Al Solis, planning consultant for Sol Development Associates, has been contracted by Granum Partners to work with the city to come up with an acceptable memorial.

“We’re working on a compromise to meet everyone’s expectations,” said Solis, who noted that architects from both sides are currently working on a proposal. “We’re letting the two sides work it out.”

From May 7 to July 23 in 1942 more than 4,800 JAs, largely from Oregon, Washington, and Sacramento, made their way to the Pinedale Assembly Center. The building was eventually established by the U.S. Army as an Army and Air Force base on Aug. 1, 1942, and was also the former location for the Sugar Pine Lumber Co.

Dr. George Suda, 90, had just gotten out of Dental College when he entered the Pinedale Assembly Center with his parents and sister.

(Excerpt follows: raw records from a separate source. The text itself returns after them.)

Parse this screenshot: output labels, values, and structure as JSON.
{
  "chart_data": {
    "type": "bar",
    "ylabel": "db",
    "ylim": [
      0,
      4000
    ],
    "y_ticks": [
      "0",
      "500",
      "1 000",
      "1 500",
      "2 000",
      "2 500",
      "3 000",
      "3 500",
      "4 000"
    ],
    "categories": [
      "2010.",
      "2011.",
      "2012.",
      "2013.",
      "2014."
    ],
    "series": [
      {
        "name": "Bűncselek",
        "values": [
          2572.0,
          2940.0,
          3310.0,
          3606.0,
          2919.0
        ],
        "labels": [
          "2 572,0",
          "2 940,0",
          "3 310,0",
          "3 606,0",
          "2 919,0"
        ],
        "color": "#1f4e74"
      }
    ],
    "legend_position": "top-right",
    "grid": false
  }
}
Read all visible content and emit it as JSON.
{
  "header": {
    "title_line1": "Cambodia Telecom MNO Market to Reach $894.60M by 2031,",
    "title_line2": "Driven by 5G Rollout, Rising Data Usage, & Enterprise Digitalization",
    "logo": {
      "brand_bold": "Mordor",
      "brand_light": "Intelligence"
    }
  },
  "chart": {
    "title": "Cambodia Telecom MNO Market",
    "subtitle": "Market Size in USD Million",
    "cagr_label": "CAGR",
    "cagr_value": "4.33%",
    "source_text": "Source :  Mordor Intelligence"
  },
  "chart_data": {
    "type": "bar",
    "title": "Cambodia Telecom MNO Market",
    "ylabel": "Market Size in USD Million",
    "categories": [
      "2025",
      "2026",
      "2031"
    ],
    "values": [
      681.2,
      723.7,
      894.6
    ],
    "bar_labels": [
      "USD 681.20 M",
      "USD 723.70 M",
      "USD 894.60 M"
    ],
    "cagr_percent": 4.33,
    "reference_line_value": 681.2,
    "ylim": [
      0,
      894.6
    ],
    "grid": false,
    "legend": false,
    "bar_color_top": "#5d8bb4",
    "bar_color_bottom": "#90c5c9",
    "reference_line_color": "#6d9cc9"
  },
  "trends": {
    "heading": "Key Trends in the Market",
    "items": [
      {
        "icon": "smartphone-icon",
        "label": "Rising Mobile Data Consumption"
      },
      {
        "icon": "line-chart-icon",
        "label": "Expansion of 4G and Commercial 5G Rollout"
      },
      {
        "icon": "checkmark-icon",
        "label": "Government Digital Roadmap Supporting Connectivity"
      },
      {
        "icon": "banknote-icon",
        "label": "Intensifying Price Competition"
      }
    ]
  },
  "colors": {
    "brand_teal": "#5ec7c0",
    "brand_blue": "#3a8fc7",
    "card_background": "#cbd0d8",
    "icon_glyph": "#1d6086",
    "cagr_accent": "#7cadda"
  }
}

“It was a desert, a place where no one should be living,” recalled Suda. “There was nothing but squirrels and rabbits, basically a hunting ground.”

Jack Hata, 84, remembers the exact day he was taken to Pinedale with his mother. “It was May 17, 1942 — my 21st birthday,” he said. His father was interned separately.

Suda would eventually end up at the Gila River camp and Hata spent time in Tule Lake. Both men agree that a Pinedale Memorial is a good idea.

“I think it will be nice,” said Suda. “People still don’t know anything about this story.”

Added Hata, “I think it’s nice that a city is willing to put up a memorial.”

The idea for a memorial and entry into the local register of historic resources is not unprecedented. In 1992 The Fresno County Fairgrounds, also a location for a temporary assembly center for JAs during WWII, was approved as a California Historic Landmark and today a memorial sits on the former site.

In addition the Manzanar camp was approved as a National Historic Landmark in 1985 and there is currently a proposal to approve the same status for the Tule Lake camp. Late last year HR 1492, the Camp Preservation Bill, was unanimously approved by the House. The bill would designate $38 million in grants for the preservation of the internment camps and the various assembly centers, including Pinedale.

Although Ikeda is hopeful a decision on the memorial will be made at the Feb. 28 council meeting he believes they may be heading towards a lengthy process.

“There will be some sort of memorial but the question is what scope,” he said. “Personally I want at least a groundbreaking by Feb. 19, 2007, if not a completed project.”